Just to add yet more confirmation on it, BBPs are wound to around 8-8.4k at the neck and 8.3-8.8k at the bridge with
slightly mismatched coils and A5 magnets. The '57 Classic models all have A2 magnets are totally matched (at least within manufacturing tolerances) coils, with the plain Classic wound within 7.7-8.2k (Gibson specify 7.5k but I've never seen or even heard of a '57 Classic actually being that low) and the Plus version is wound to 8.1-8.5k.
Putting the stats aside and just listening to them, the Pros are always brighter and higher in power while the Classic/C+ set is kind of like an Alnico II Pro tone with just a tiny fraction more mids – slightly smoother and not quite as 'hollow' as fully-authentic PAF copies tend to be.
Really they're both appropriate for exactly the same kinds of music, mostly blues and classic rock but you can easily use them for country, jazz, pop and classic metal. I wouldn't use them for high-gain shredding myself, but then again, lots of people have done that with PAF-style pickups, so why not the BBP and 57s? They're general-purpose humbuckers, there's really nothing they're totally inappropriate for. Of the two I'd say the BBP is very slightly more versatile simply because it's a little more defined under very high gain and if you split any of them you'll find the BBP gives a more typical single coil sound, but it really is very close between them and it's not like you might love one and hate the other. Anyone who likes the BBP will probably like the 57s and vice-versa.

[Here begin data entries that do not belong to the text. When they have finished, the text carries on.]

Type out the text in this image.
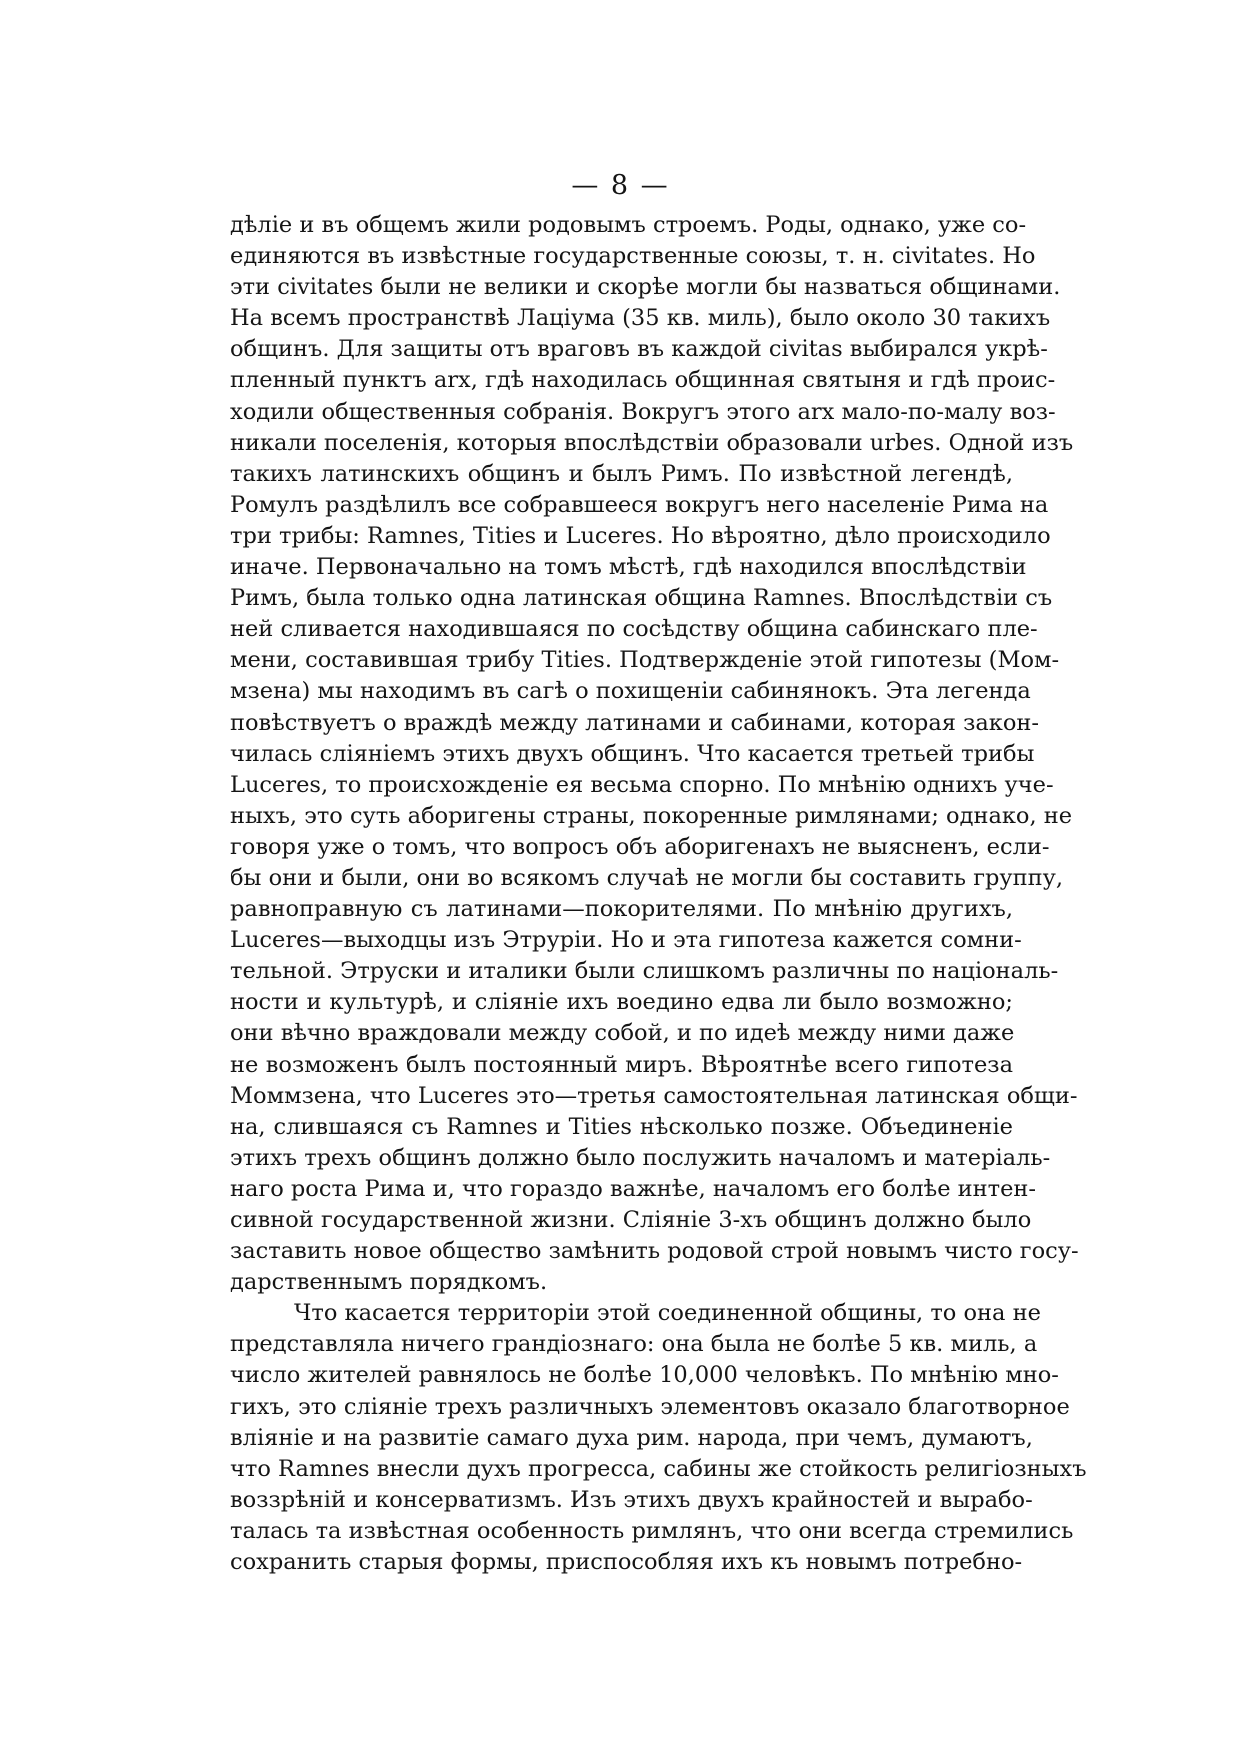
— 8 —

дѣліе и въ общемъ жили родовымъ строемъ. Роды, однако, уже со-
единяются въ извѣстные государственные союзы, т. н. civitates. Но
эти civitates были не велики и скорѣе могли бы назваться общинами.
На всемъ пространствѣ Лаціума (35 кв. миль), было около 30 такихъ
общинъ. Для защиты отъ враговъ въ каждой civitas выбирался укрѣ-
пленный пунктъ arx, гдѣ находилась общинная святыня и гдѣ проис-
ходили общественныя собранія. Вокругъ этого arx мало-по-малу воз-
никали поселенія, которыя впослѣдствіи образовали urbes. Одной изъ
такихъ латинскихъ общинъ и былъ Римъ. По извѣстной легендѣ,
Ромулъ раздѣлилъ все собравшееся вокругъ него населеніе Рима на
три трибы: Ramnes, Tities и Luceres. Но вѣроятно, дѣло происходило
иначе. Первоначально на томъ мѣстѣ, гдѣ находился впослѣдствіи
Римъ, была только одна латинская община Ramnes. Впослѣдствіи съ
ней сливается находившаяся по сосѣдству община сабинскаго пле-
мени, составившая трибу Tities. Подтвержденіе этой гипотезы (Мом-
мзена) мы находимъ въ сагѣ о похищеніи сабинянокъ. Эта легенда
повѣствуетъ о враждѣ между латинами и сабинами, которая закон-
чилась сліяніемъ этихъ двухъ общинъ. Что касается третьей трибы
Luceres, то происхожденіе ея весьма спорно. По мнѣнію однихъ уче-
ныхъ, это суть аборигены страны, покоренные римлянами; однако, не
говоря уже о томъ, что вопросъ объ аборигенахъ не выясненъ, если-
бы они и были, они во всякомъ случаѣ не могли бы составить группу,
равноправную съ латинами—покорителями. По мнѣнію другихъ,
Luceres—выходцы изъ Этруріи. Но и эта гипотеза кажется сомни-
тельной. Этруски и италики были слишкомъ различны по національ-
ности и культурѣ, и сліяніе ихъ воедино едва ли было возможно;
они вѣчно враждовали между собой, и по идеѣ между ними даже
не возможенъ былъ постоянный миръ. Вѣроятнѣе всего гипотеза
Моммзена, что Luceres это—третья самостоятельная латинская общи-
на, слившаяся съ Ramnes и Tities нѣсколько позже. Объединеніе
этихъ трехъ общинъ должно было послужить началомъ и матеріаль-
наго роста Рима и, что гораздо важнѣе, началомъ его болѣе интен-
сивной государственной жизни. Сліяніе 3-хъ общинъ должно было
заставить новое общество замѣнить родовой строй новымъ чисто госу-
дарственнымъ порядкомъ.

Что касается территоріи этой соединенной общины, то она не
представляла ничего грандіознаго: она была не болѣе 5 кв. миль, а
число жителей равнялось не болѣе 10,000 человѣкъ. По мнѣнію мно-
гихъ, это сліяніе трехъ различныхъ элементовъ оказало благотворное
вліяніе и на развитіе самаго духа рим. народа, при чемъ, думаютъ,
что Ramnes внесли духъ прогресса, сабины же стойкость религіозныхъ
воззрѣній и консерватизмъ. Изъ этихъ двухъ крайностей и вырабо-
талась та извѣстная особенность римлянъ, что они всегда стремились
сохранить старыя формы, приспособляя ихъ къ новымъ потребно-
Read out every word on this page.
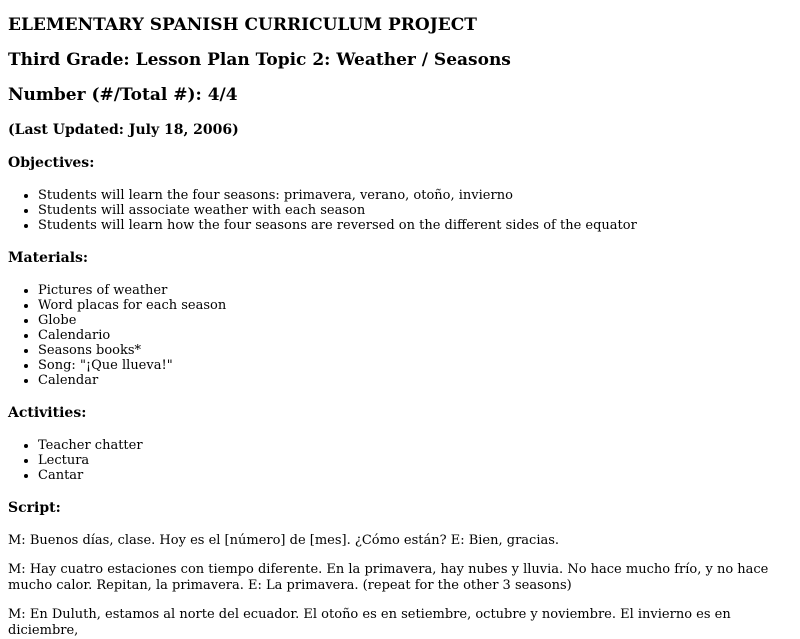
ELEMENTARY SPANISH CURRICULUM PROJECT
Third Grade: Lesson Plan Topic 2: Weather / Seasons
Number (#/Total #): 4/4
(Last Updated: July 18, 2006)
Objectives:
• Students will learn the four seasons: primavera, verano, otoño, invierno
• Students will associate weather with each season
• Students will learn how the four seasons are reversed on the different sides of the equator
Materials:
• Pictures of weather
• Word placas for each season
• Globe
• Calendario
• Seasons books*
• Song: "¡Que llueva!"
• Calendar
Activities:
• Teacher chatter
• Lectura
• Cantar
Script:

M: Buenos días, clase. Hoy es el [número] de [mes]. ¿Cómo están? E: Bien, gracias.

M: Hay cuatro estaciones con tiempo diferente. En la primavera, hay nubes y lluvia. No hace mucho frío, y no hace mucho calor. Repitan, la primavera. E: La primavera. (repeat for the other 3 seasons)

M: En Duluth, estamos al norte del ecuador. El otoño es en setiembre, octubre y noviembre. El invierno es en diciembre,
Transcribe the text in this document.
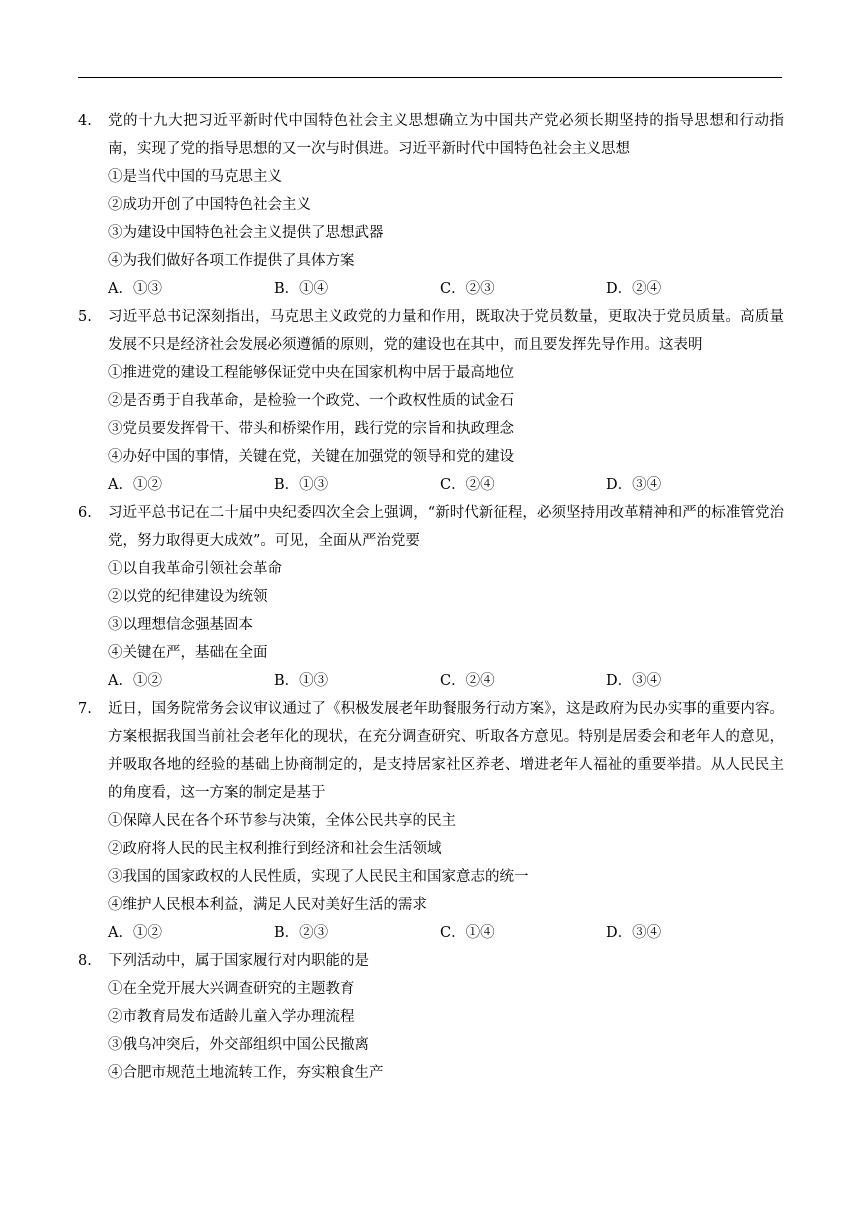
4. 党的十九大把习近平新时代中国特色社会主义思想确立为中国共产党必须长期坚持的指导思想和行动指南，实现了党的指导思想的又一次与时俱进。习近平新时代中国特色社会主义思想

①是当代中国的马克思主义

②成功开创了中国特色社会主义

③为建设中国特色社会主义提供了思想武器

④为我们做好各项工作提供了具体方案

A．①③	B．①④	C．②③	D．②④

5. 习近平总书记深刻指出，马克思主义政党的力量和作用，既取决于党员数量，更取决于党员质量。高质量发展不只是经济社会发展必须遵循的原则，党的建设也在其中，而且要发挥先导作用。这表明

①推进党的建设工程能够保证党中央在国家机构中居于最高地位

②是否勇于自我革命，是检验一个政党、一个政权性质的试金石

③党员要发挥骨干、带头和桥梁作用，践行党的宗旨和执政理念

④办好中国的事情，关键在党，关键在加强党的领导和党的建设

A．①②	B．①③	C．②④	D．③④

6. 习近平总书记在二十届中央纪委四次全会上强调，“新时代新征程，必须坚持用改革精神和严的标准管党治党，努力取得更大成效”。可见，全面从严治党要

①以自我革命引领社会革命

②以党的纪律建设为统领

③以理想信念强基固本

④关键在严，基础在全面

A．①②	B．①③	C．②④	D．③④

7. 近日，国务院常务会议审议通过了《积极发展老年助餐服务行动方案》，这是政府为民办实事的重要内容。方案根据我国当前社会老年化的现状，在充分调查研究、听取各方意见。特别是居委会和老年人的意见，并吸取各地的经验的基础上协商制定的，是支持居家社区养老、增进老年人福祉的重要举措。从人民民主的角度看，这一方案的制定是基于

①保障人民在各个环节参与决策，全体公民共享的民主

②政府将人民的民主权利推行到经济和社会生活领域

③我国的国家政权的人民性质，实现了人民民主和国家意志的统一

④维护人民根本利益，满足人民对美好生活的需求

A．①②	B．②③	C．①④	D．③④

8. 下列活动中，属于国家履行对内职能的是

①在全党开展大兴调查研究的主题教育

②市教育局发布适龄儿童入学办理流程

③俄乌冲突后，外交部组织中国公民撤离

④合肥市规范土地流转工作，夯实粮食生产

A couple of years ago I had a tough chat with Discharged (I didn't hear him around here lately) in regards with the unbalance coils of the Pros. He stated that, in his experience, there was no mismatch between the two coils. It is only advertised on the Gibson website.
In the case of the Pros, yes. They
are mismatched, but not by any more than you usually get within manufacturing tolerances. Less than 5%. So some people consider that to be 'matched', though it is, to nitpick, mismatched.
For the record, other pickups with the Burstbucker name are
far more mismatched, to the point where they often don't cancel hum very well and can almost sound like overwound P-90s. (Which is rather the point.)